Topic Highlight
Copyright ©2013 Baishideng Publishing Group Co., Limited. All rights reserved.
World J Gastroenterol. Dec 14, 2013; 19(46): 8489-8501
Published online Dec 14, 2013. doi: 10.3748/wjg.v19.i46.8489
Neo-adjuvant radiotherapy in rectal cancer
Bengt Glimelius
Bengt Glimelius, Department of Radiology, Oncology and Radiation Science, Uppsala University, SE-751 85, Sweden
Author contributions: Glimelius B contributed to the manuscript.
Supported by Swedish Cancer Society
Correspondence to: Bengt Glimelius, MD, Professor of Oncology, Department of Radiology, Oncology and Radiation Science, Uppsala University, S-75105 Uppsala, SE-751 85, Sweden. bengt.glimelius@onkologi.uu.se
Telephone: +46-18-6115513 Fax: +46-18-6111027
Received: September 10, 2013
Revised: October 17, 2013
Accepted: November 1, 2013
Published online: December 14, 2013
Processing time: 98 Days and 13.8 Hours
Abstract

In rectal cancer treatment, attention has focused on the local primary tumour and the regional tumour cell deposits to diminish the risk of a loco-regional recurrence. Several large randomized trials have also shown that combinations of surgery, radiotherapy and chemotherapy have markedly reduced the risk of a loco-regional recurrence, but this has not yet had any major influence on overall survival. The best results have been achieved when the radiotherapy has been given preoperatively. Preoperative radiotherapy improves loco-regional control even when surgery has been optimized to improve lateral clearance, i.e., when a total mesorectal excision has been performed. The relative reduction is then 50%-70%. The value of radiotherapy has not been tested in combination with more extensive surgery including lateral lymph node clearance, as practised in some Asian countries. Many details about how the radiotherapy is performed are still open for discussion, and practice varies between countries. A highly fractionated radiation schedule (5 Gy × 5), proven efficacious in many trials, has gained much popularity in some countries, whereas a conventionally fractionated regimen (1.8-2.0 Gy × 25-28), often combined with chemotherapy, is used in other countries. The additional therapy adds morbidity to the morbidity that surgery causes, and should therefore be administered only when the risk of loco-regional recurrence is sufficiently high. The best integration of the weakest modality, to date the drugs (conventional cytotoxics and biologicals) is not known. A new generation of trials exploring the best sequence of treatments is required. Furthermore, there is a great need to develop predictors of response, so that treatment can be further individualized and not solely based upon clinical factors and anatomic imaging.

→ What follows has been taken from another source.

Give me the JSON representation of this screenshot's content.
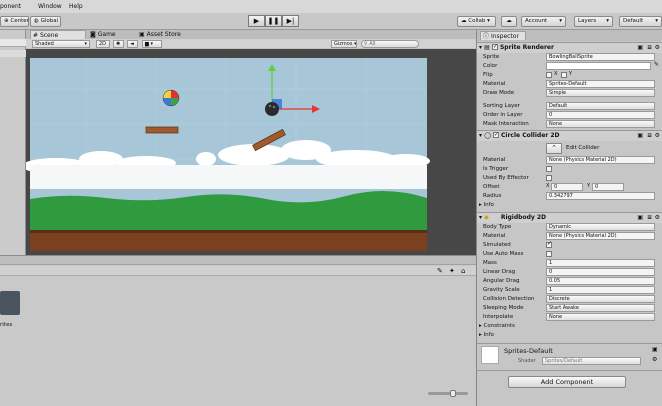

Keywords: Chemotherapy; Chemoradiotherapy; Local control; Multidisciplinary; Organ preservation; Radiotherapy; Randomized trials; Rectal cancer

Core tip: Neo-adjuvant radiotherapy is beneficial to many rectal cancer patients since it reduces the risk of a local failure. Provided surgery is optimized, it does not substantially improve overall survival. This review describes the results of the randomized trials that form the basis for the present treatment recommendations. It also pinpoints reasons for differences in the care of rectal cancer patients seen worldwide. Finally, the concept of organ preservation is critically discussed.